On 07/15/2017 06:21 AM, bauss wrote:
I understand what it is and how it works, but I don't understand 
anything of how it solves any problems?


Could someone give an example of when auto-decoding actually is useful 
in contrast to not using it?


1) Drop two elements from "Bär". With auto-decoding you get "r", which 
is nice. Without auto-decoding you get [0xA4, 'r'] where 0xA4 is the 
second half of the encoding of 'ä'. You have to know your Unicode to 
understand what is going on there.


2) Search for 'ä' (one wchar/dchar) in the `string` "Bär". With 
auto-decoding, you pop the 'B' and then there's your 'ä'. Without 
auto-decoding, you can't find 'ä', because "Bär" doesn't have a single 
element that matches 'ä'. You have to search for "ä" (two `char`s) instead.


The goal of auto-decoding was to make it so that you don't have to think 
about Unicode all the time when processing strings.

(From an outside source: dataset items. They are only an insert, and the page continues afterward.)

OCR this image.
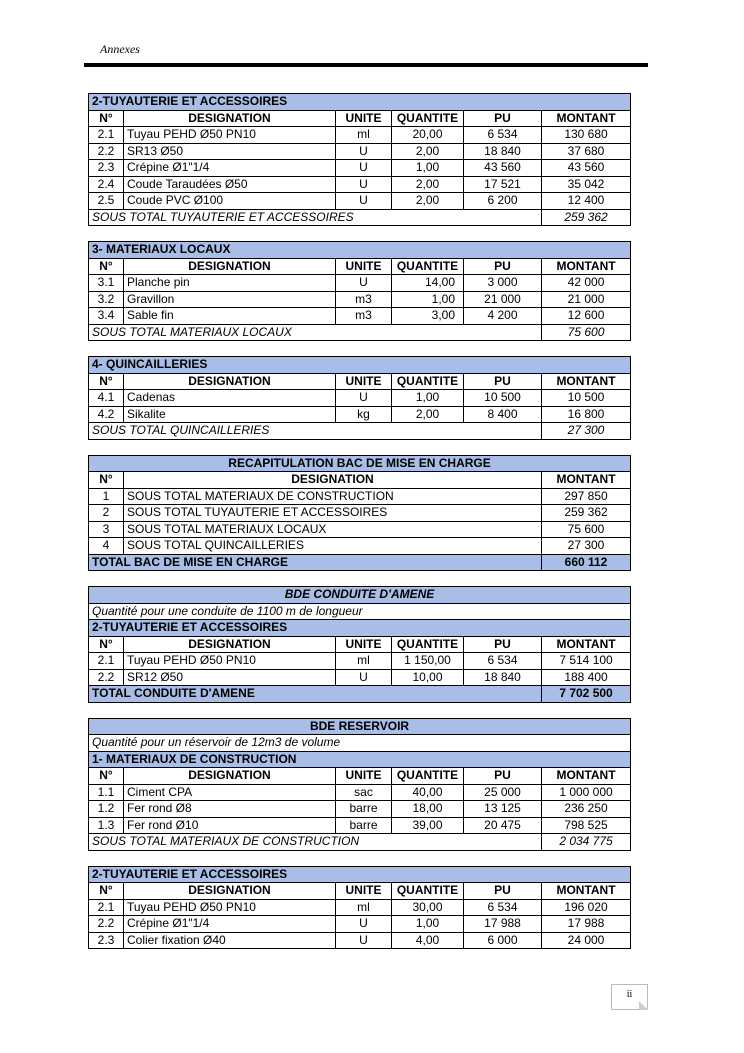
Annexes
2-TUYAUTERIE ET ACCESSOIRES					
N°	DESIGNATION	UNITE	QUANTITE	PU	MONTANT
2.1	Tuyau PEHD Ø50 PN10	ml	20,00	6 534	130 680
2.2	SR13 Ø50	U	2,00	18 840	37 680
2.3	Crépine Ø1"1/4	U	1,00	43 560	43 560
2.4	Coude Taraudées Ø50	U	2,00	17 521	35 042
2.5	Coude PVC Ø100	U	2,00	6 200	12 400
SOUS TOTAL TUYAUTERIE ET ACCESSOIRES					259 362
3- MATERIAUX LOCAUX					
N°	DESIGNATION	UNITE	QUANTITE	PU	MONTANT
3.1	Planche pin	U	14,00	3 000	42 000
3.2	Gravillon	m3	1,00	21 000	21 000
3.4	Sable fin	m3	3,00	4 200	12 600
SOUS TOTAL MATERIAUX LOCAUX					75 600
4- QUINCAILLERIES					
N°	DESIGNATION	UNITE	QUANTITE	PU	MONTANT
4.1	Cadenas	U	1,00	10 500	10 500
4.2	Sikalite	kg	2,00	8 400	16 800
SOUS TOTAL QUINCAILLERIES					27 300
RECAPITULATION BAC DE MISE EN CHARGE		
N°	DESIGNATION	MONTANT
1	SOUS TOTAL MATERIAUX DE CONSTRUCTION	297 850
2	SOUS TOTAL TUYAUTERIE ET ACCESSOIRES	259 362
3	SOUS TOTAL MATERIAUX LOCAUX	75 600
4	SOUS TOTAL QUINCAILLERIES	27 300
TOTAL BAC DE MISE EN CHARGE		660 112
BDE CONDUITE D'AMENE					
Quantité pour une conduite de 1100 m de longueur					
2-TUYAUTERIE ET ACCESSOIRES					
N°	DESIGNATION	UNITE	QUANTITE	PU	MONTANT
2.1	Tuyau PEHD Ø50 PN10	ml	1 150,00	6 534	7 514 100
2.2	SR12 Ø50	U	10,00	18 840	188 400
TOTAL CONDUITE D'AMENE					7 702 500
BDE RESERVOIR					
Quantité pour un réservoir de 12m3 de volume					
1- MATERIAUX DE CONSTRUCTION					
N°	DESIGNATION	UNITE	QUANTITE	PU	MONTANT
1.1	Ciment CPA	sac	40,00	25 000	1 000 000
1.2	Fer rond Ø8	barre	18,00	13 125	236 250
1.3	Fer rond Ø10	barre	39,00	20 475	798 525
SOUS TOTAL MATERIAUX DE CONSTRUCTION					2 034 775
2-TUYAUTERIE ET ACCESSOIRES					
N°	DESIGNATION	UNITE	QUANTITE	PU	MONTANT
2.1	Tuyau PEHD Ø50 PN10	ml	30,00	6 534	196 020
2.2	Crépine Ø1"1/4	U	1,00	17 988	17 988
2.3	Colier fixation Ø40	U	4,00	6 000	24 000
ii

Instead you could 
think in terms of "characters". But auto-decoding falls flat on that 
goal, which is why it's disliked. You still have to think about Unicode 
stuff for correctness (combining characters, graphemes), and now you 
also have to worry about the performance of auto-decoding.


Auto-decoding

2017-07-14 Thread bauss via Digitalmars-d-learn
I understand what it is and how it works, but I don't understand 
anything of how it solves any problems?


Could someone give an example of when auto-decoding actually is 
useful in contrast to not using it?


Just trying to get an understanding of what exactly its purpose 
is.


I did read 
https://jackstouffer.com/blog/d_auto_decoding_and_you.html


But I still feel like there's not a clear explanation of what 
issues exist when you don't have it.


If I need to be more clear, just let me know.